When Clint Eastwood was a supporting actor in the TV series Rawhide, he took his summer vacation in 1964 to go to Italy to make a movie called A Fistful of Dollars for Italian director Sergio Leone. In the summer of 1965 he went back to make For A Few Dollars More. When the star of Rawhide, Eric Fleming, departed the show in 1965, Eastwood took over as the trail boss but the show was summarily terminated in January 1966. So that summer Clint returned to Italy to make his third and last film for Leone, The Good, the Bad and the Ugly.

These films, which became known as Spaghetti Westerns, were so popular that they made Eastwood into a movie star. He followed up with Hang ‘em High, Coogan’s Bluff, and Where Eagles Dare in 1968 and he was on the road to fame and fortune.

I go into all that because, even though it’s a Danish film with an international cast headed by Danish superstar Mads Mikkelson, this is in the grand tradition of Sergio Leone and his Spaghetti Westerns set in the American Old West but shot in Europe. This film was shot primarily in the U.K. and South Africa.

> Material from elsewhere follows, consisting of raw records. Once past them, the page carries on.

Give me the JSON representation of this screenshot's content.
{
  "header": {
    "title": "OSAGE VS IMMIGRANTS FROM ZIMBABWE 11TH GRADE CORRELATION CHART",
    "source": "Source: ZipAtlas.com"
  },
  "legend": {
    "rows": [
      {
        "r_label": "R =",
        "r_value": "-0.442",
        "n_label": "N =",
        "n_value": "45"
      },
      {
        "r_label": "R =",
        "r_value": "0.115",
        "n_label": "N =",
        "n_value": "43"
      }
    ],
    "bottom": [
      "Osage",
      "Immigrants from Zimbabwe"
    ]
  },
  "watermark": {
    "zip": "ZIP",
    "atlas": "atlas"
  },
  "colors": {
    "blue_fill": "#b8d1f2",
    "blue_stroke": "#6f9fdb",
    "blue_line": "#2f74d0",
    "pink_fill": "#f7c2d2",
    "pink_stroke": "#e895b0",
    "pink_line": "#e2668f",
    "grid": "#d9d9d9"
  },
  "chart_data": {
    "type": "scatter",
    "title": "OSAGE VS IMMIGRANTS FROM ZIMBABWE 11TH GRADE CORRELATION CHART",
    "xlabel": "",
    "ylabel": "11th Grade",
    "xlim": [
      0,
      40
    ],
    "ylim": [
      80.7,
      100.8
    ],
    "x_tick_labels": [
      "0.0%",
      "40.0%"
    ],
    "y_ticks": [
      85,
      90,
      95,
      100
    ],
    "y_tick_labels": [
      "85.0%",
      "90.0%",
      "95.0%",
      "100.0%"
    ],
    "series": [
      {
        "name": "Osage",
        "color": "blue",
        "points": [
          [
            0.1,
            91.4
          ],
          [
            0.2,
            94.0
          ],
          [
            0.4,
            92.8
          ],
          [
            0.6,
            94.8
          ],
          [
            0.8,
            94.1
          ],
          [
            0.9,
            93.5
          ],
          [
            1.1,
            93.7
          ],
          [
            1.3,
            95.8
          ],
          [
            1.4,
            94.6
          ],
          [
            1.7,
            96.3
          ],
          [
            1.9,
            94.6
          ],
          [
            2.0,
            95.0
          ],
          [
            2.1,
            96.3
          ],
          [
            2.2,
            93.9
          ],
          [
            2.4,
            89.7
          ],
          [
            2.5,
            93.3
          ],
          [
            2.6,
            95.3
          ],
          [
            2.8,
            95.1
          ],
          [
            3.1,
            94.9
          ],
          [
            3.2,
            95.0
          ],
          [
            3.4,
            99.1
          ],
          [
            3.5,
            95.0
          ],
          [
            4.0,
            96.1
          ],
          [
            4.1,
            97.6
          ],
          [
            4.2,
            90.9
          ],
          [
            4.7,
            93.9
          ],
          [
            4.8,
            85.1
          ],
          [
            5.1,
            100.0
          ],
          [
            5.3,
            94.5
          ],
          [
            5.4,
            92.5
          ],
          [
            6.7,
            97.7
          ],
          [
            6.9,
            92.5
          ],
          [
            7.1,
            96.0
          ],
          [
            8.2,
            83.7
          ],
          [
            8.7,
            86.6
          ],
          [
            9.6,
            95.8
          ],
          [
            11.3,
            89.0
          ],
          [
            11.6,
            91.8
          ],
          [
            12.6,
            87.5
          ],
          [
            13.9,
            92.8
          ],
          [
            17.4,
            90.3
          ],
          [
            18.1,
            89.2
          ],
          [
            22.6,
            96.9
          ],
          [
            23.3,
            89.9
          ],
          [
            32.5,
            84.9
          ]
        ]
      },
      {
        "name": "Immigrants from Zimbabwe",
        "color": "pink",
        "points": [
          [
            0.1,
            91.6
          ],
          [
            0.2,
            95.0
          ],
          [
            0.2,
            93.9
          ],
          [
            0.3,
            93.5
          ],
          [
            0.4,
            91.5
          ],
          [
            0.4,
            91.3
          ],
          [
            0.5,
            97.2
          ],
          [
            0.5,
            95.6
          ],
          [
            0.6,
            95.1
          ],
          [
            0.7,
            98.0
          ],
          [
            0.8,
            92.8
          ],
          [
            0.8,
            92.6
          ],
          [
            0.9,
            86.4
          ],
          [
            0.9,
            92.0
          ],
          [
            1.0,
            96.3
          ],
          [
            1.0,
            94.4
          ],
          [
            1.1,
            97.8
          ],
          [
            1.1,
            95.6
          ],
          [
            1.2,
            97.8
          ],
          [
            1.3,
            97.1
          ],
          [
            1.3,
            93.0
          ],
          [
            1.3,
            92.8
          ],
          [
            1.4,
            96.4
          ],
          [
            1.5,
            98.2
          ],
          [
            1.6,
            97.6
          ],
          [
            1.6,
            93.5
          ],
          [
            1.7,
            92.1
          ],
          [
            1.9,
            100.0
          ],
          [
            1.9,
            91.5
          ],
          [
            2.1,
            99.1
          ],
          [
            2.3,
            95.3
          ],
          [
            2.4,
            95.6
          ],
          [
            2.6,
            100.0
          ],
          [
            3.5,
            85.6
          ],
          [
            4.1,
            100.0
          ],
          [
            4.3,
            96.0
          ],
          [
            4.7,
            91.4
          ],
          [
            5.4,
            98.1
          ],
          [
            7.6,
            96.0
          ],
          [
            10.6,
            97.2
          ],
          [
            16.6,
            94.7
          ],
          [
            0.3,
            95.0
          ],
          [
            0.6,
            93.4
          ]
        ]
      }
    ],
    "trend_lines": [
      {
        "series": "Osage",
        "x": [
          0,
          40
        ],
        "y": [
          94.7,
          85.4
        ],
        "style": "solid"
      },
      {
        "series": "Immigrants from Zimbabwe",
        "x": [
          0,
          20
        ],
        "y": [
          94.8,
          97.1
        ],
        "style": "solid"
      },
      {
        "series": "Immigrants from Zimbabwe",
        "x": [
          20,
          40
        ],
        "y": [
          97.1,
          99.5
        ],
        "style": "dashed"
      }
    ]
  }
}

Mads Mikkelsson is a Danish immigrant to the Old West. He brings his wife, Marie (gorgeous Nanna Øland Fabricius, a popular Danish singer) and son over to join him and disaster happens almost immediately. It becomes a tale of violent revenge pitting truly evil bad guys, led by the hateful Delarue (Jeffrey Dean Morgan in an unforgettable turn), versus Mads and his brother, Mikael Persbrandt. They are in a bad position due to the cowards who inhabit the town, led by the Mayor, Keane (Jonathan Pryce) and the Sheriff, Malick (Douglass Henshall), who kowtow to Delarue, regardless of how brutal his orders.

Tightly directed by Kristian Levring from a script by him and Anders Thomas Jensen, and obviously influenced by director Fred Zinnemann and writer Carl Foreman’s High Noon (1952), the film is enriched by a fine score by Kasper Winding that keeps the tension at a fever pitch. Eva Green gives a fine performance as Madelaine, an enigmatic woman who never says a word.